'13th': A Horror, but Not a Good One
Friday, February 13, 2009
Michael Bay is destroying America.
Maybe that's too harsh.
Michael Bay is destroying horror films. Better.
Michael Bay is destroying horror films by exhuming the genre's standard-bearers, stripping them of genuine terror and conceptual earnest, refusing to either re-create faithfully or reimagine boldly, and upping the irony until the original concept stands rigid like a taxidermied grizzly, its teeth bared and glistening but its presence inanimate, unthreatening and, most of all, sad.
In this young century, Bay has already produced the remakes of "The Amityville Horror" and "The Texas Chainsaw Massacre." He will remake "The Nightmare on Elm Street" next year. This weekend offers his throttling of "Friday the 13th," the 1980 movie that spawned the immortal, hockey-masked slasher Jason Voorhees.

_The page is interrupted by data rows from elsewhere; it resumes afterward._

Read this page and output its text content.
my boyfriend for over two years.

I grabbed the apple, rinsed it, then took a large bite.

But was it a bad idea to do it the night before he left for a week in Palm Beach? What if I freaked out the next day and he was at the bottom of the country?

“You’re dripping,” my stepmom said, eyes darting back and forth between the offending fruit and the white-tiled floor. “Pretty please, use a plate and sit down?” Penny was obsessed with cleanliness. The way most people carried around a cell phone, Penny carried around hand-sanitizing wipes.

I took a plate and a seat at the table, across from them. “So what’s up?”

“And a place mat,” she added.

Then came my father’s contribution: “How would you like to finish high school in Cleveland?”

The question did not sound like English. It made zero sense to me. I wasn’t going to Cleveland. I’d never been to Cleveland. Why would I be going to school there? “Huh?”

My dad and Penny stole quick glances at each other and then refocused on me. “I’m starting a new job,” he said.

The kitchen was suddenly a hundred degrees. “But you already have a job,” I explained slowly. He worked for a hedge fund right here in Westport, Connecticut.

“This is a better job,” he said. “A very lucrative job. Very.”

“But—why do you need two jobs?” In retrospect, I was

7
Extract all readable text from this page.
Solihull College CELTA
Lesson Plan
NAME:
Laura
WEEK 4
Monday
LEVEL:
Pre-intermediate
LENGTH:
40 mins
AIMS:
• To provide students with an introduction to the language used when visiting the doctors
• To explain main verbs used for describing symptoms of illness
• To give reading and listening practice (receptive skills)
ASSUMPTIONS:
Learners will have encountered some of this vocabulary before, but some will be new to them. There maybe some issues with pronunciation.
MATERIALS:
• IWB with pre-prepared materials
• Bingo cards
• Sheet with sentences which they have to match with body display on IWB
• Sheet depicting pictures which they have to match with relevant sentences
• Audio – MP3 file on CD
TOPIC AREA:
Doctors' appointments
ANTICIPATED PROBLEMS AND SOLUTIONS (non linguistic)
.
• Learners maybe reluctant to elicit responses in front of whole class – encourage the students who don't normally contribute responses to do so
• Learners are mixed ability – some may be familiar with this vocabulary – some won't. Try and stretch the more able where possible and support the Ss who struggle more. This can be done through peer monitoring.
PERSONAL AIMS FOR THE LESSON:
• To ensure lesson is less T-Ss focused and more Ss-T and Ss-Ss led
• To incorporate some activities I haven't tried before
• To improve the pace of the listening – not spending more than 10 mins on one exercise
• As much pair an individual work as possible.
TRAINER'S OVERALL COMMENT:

If you love America, you will not pay to see it.
To be sure, the original "Friday the 13th" is no masterpiece. It's a dimwitted "Halloween" wannabe. But it attains a workable level of campiness and squeezes in one good shock at the end. It feels raw and dangerous and shoestringy.
Bay's remake, also titled "Friday the 13th," is a seminar in cultural decay. A bigger budget means smaller returns in quality. Better technology means blander camerawork. Hotter actors means hollower screen presences. More story means less fun.
The movie opens with a 25-minute prologue. Repeat: a 25-minute prologue. A group of hot friends in search of free-range marijuana stumble into Camp Crystal Lake, where 29 years ago a young boy (Jason) drowned, which prompted his mother to carve up a bunch of counselors, which prompted a sole survivor to decapitate her, which prompted Jason to somehow return from the dead to continue the vengeful spree, which prompted an endless movie franchise.
These pot-pursuing friends are murdered in horrible ways. One girl survives but is imprisoned by Jason. The title "Friday the 13th" flashes on the screen, and the audience guffaws at the film's audacity. The previous 25 minutes were no more than a dastardly tease! Maybe this movie will go for broke. Maybe this "Friday the 13th" will succeed as neo-slasher hyperbole, both an indictment of the genre and the fullest expression of it. (Apologies for already terminating the suspense.)
The story jumps forward a month. The captured girl's brother (Jared Padalecki, from the CW series "Supernatural") comes poking around Crystal Lake. While posting fliers for his missing sister, he hooks up with a group of hot friends who are on their way to a cabin in their black Cadillac Escalade. The same fate awaits.
Co-writers Damian Shannon and Mark Swift and director Marcus Nispel can't decide whether to make "Friday the 13th" a homage, a wink-wink riff or a twisted exploration of mommy worship and sibling neglect, and they certainly don't know how to weave these strands together. The movie has a couple of half-laughs, zero scares, only one moment of artistically inventive slaughter and only two scenes of marginal titillation.
"Only two scenes of marginal titillation." It's depressing to have to hope for some skin, but what other lurid pleasure exists in mainstream, mass-produced horror movies these days? If you can't shock me with gore, adrenalize me with suspense or tickle me with camp, at least show me tanned, toned, well-lit slabs of young Hollywood filet.
Michael Bay is destroying me.
In an era when the psychologically provocative "Saw" movies have wormed their way into our nightmares, in an era when even comic book movies are terrifying, Jason Voorhees needs to be permanently retired. If he learns to stop jabbing needles in people's eyes, maybe he could take up knitting. It would be so much easier to plop into an Adirondack chair on the quaint shore of Crystal Lake than to struggle to stay relevant 30 years past one's prime. Perhaps Michael Bay could join him there, toes in the water, enjoying the spoils of his box office, away from us, forever.
Friday the 13th ( 97 minutes, at area theaters) is rated R for strong bloody violence, sexual content, language and drug use.